The largest U.S. supermarket chain said Thursday that it will roll out plant-based burger patties, grinds and other products, seeking to capitalize on consumer interest in new meat replacements that have recently been added to menus at big fast-food chains and other restaurants.
Cincinnati-based Kroger is one of the biggest retailers to introduce a store-branded line of meatless products, part of its effort to reinvigorate sales as it faces tough competition from online services and discount grocers.
Kroger -- which also sells Beyond Meat Inc.'s meat-replacement patties and sausages -- will put its own plant-based deli slices, sausages and other products on shelves at 1,800 of its 2,800 stores this fall. Kroger's patties are pea-based, designed to resemble beef.
The company said those products will be priced below plant-based products from Beyond Meat but wouldn't say by how much. Beyond Meat's two-pack of patties sells for roughly $6.
Gil Phipps, Kroger's vice president of branding, marketing and private brands, said the company was appealing to the one-third of its customers that identify as so-called flexitarians, eating meat and fish only occasionally. Such diners have driven sales for Beyond Meat and competitors such as Impossible Foods Inc.
Shares of Beyond Meat have more than doubled since its initial public offering in May, giving the meatless-burger company a valuation of nearly $10 billion. Impossible Foods Inc. has raised more than $750 million from investors including rapper Jay-Z and basketball player Paul George.
"We've been tracking this for a number of years, and the growth has been very, very strong," Mr. Phipps said.
The plant-based meat market is estimated to hit $85 billion by 2030, according to a recent report by UBS. Meat companies, too, are introducing plant-based alternatives to their core beef, pork and chicken products. Hormel Foods Corp. on Wednesday said it is introducing a plant-based protein brand, and Tyson Foods Inc. said Thursday it invested in a producer of plant-based shellfish.
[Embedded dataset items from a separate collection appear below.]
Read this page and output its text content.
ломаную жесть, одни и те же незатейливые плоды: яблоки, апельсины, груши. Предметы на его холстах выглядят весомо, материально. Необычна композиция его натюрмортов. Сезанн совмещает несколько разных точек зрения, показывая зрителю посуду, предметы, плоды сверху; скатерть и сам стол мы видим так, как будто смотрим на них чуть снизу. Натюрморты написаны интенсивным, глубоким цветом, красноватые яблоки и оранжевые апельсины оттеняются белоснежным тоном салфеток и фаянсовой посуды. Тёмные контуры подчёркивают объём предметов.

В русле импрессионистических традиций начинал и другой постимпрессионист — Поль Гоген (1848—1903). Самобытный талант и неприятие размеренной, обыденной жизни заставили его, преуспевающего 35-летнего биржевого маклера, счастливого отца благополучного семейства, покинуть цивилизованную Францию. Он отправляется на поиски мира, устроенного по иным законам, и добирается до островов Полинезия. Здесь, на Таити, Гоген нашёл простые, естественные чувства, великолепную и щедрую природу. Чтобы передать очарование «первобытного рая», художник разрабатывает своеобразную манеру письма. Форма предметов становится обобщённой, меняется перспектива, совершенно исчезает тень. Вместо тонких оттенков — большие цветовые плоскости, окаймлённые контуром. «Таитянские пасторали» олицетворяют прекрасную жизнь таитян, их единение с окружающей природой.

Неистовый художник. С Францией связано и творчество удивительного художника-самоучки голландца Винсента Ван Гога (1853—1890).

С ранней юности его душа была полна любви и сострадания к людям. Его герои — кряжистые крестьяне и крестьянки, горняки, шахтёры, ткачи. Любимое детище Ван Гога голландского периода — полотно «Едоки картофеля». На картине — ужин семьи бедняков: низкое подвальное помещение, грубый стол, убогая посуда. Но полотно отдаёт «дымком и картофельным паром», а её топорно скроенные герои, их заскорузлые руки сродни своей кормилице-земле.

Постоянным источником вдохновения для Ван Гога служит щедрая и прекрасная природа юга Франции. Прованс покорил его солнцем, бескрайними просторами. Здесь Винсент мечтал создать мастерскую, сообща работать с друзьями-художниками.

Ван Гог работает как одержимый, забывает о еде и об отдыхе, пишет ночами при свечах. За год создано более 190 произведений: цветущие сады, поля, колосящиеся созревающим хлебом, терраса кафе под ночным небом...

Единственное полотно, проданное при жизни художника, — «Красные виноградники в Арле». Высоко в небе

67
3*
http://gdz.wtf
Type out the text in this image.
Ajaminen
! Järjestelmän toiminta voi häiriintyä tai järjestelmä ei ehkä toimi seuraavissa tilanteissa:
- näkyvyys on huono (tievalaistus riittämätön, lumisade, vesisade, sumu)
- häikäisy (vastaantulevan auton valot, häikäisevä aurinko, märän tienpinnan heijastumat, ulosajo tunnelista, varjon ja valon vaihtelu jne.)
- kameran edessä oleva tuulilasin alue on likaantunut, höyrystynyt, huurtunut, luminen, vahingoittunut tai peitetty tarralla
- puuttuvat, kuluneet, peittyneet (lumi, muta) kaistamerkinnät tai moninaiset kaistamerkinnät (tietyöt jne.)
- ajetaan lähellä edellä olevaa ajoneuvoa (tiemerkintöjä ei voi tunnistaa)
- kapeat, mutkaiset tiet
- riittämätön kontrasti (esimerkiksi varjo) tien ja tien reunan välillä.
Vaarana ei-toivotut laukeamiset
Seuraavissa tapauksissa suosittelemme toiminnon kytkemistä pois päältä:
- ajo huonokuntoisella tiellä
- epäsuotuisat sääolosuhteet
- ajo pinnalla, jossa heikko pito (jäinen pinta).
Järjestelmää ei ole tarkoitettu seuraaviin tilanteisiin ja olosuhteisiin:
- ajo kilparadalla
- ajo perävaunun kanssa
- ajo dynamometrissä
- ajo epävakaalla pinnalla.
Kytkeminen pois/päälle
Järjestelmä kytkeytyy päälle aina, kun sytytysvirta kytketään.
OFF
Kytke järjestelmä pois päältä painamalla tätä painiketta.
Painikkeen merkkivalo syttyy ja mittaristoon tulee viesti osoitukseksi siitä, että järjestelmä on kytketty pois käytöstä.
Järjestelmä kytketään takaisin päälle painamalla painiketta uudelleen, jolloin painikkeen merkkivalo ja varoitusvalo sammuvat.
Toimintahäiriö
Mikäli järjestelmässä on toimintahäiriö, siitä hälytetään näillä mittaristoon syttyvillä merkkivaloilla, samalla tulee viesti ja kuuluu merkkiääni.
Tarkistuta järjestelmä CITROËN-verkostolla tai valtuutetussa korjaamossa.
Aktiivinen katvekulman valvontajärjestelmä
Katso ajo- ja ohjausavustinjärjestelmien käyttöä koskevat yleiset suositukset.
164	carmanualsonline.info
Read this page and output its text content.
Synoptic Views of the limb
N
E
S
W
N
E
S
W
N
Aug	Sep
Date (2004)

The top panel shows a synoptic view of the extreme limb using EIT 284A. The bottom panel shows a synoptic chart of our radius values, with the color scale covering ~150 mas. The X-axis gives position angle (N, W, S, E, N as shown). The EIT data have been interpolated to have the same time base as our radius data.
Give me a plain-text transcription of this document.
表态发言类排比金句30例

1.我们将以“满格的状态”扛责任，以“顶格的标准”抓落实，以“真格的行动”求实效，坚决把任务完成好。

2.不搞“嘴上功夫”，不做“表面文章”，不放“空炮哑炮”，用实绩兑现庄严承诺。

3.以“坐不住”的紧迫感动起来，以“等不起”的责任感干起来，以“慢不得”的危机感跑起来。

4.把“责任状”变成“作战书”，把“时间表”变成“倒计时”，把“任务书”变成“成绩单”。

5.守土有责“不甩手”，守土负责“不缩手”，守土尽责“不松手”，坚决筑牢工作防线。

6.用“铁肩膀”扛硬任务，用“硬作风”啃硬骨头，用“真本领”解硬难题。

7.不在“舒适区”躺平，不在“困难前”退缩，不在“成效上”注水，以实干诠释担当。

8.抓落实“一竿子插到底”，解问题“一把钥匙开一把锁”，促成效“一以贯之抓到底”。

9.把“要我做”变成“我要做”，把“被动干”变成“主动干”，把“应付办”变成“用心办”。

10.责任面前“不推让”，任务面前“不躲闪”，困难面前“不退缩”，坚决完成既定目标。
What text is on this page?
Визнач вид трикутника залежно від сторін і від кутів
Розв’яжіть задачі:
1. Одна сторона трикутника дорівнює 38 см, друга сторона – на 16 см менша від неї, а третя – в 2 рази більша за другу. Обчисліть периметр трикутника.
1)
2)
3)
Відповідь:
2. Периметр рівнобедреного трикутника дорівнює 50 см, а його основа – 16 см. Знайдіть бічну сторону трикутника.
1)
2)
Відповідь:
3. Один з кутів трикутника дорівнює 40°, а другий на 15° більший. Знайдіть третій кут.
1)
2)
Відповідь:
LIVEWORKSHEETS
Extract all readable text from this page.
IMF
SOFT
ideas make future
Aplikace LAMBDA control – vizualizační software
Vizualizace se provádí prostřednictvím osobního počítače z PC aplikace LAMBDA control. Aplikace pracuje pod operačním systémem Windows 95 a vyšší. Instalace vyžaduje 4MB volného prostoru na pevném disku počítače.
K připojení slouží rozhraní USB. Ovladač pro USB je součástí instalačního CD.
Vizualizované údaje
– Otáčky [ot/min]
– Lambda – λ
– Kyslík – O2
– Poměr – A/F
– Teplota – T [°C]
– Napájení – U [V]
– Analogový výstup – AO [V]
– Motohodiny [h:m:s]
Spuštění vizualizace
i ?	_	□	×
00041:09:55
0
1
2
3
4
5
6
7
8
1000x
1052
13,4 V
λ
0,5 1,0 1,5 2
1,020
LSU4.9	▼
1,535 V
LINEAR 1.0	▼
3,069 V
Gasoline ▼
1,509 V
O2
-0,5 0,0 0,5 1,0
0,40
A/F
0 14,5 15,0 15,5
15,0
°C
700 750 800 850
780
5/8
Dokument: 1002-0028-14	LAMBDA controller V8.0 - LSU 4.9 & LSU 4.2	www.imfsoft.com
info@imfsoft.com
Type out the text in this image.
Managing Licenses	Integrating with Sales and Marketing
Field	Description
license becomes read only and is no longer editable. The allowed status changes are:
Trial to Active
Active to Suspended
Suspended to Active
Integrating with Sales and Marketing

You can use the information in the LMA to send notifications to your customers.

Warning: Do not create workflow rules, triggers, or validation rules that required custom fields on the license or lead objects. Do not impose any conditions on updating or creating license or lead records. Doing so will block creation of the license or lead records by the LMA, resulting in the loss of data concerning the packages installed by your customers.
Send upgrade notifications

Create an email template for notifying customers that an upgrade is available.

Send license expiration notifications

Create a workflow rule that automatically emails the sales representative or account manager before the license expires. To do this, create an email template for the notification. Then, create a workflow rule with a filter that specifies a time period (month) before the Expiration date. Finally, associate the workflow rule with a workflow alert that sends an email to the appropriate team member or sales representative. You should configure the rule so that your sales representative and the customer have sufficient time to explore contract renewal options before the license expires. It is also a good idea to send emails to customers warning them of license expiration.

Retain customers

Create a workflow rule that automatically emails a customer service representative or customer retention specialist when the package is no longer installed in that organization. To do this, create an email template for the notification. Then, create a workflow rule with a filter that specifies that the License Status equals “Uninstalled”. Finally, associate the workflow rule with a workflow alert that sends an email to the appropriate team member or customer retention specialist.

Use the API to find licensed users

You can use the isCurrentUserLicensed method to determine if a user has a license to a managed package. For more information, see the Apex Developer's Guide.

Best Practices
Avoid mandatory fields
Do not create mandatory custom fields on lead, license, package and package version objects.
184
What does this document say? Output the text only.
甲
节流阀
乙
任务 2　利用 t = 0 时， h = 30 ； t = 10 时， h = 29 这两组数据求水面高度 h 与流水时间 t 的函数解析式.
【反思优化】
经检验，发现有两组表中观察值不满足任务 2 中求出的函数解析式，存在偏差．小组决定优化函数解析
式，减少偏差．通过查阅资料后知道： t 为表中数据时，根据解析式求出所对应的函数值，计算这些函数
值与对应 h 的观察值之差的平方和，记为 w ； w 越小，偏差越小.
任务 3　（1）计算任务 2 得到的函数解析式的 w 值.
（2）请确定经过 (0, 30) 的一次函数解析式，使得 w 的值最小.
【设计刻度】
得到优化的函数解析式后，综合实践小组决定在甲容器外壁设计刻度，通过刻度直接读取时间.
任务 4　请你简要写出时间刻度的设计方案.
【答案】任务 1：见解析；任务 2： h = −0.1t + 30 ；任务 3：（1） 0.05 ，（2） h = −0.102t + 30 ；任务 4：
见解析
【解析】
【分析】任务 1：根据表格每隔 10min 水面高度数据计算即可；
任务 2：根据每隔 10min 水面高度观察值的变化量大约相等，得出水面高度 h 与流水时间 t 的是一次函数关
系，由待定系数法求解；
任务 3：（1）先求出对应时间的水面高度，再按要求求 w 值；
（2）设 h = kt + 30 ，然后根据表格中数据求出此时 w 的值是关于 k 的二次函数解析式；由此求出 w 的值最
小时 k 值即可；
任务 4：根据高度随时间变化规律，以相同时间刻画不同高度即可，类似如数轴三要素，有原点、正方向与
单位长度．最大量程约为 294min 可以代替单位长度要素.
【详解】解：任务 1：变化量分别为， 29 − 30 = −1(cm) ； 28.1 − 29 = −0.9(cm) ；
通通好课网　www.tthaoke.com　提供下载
Retailers including Safeway, Publix Super Markets Inc. and Sprouts Farmers Market Inc. sell Beyond Meat products. Few have recently introduced new meat-replacement brands of their own. Trader Joe's has carried a range of veggie patties for years.
Kroger, which owns Harris Teeter, Fred Meyer and Ralphs stores among other chains, is trying new products and focusing on e-commerce, delivery and consumer data. Rivals including discounter Aldi and Walmart Inc. have increased their share of the U.S. grocery market in recent years.
Store brands like the new meatless products have been a bright spot at Kroger. They made up nearly 20% of the chain's total sales last year, generating about $22 billion in sales.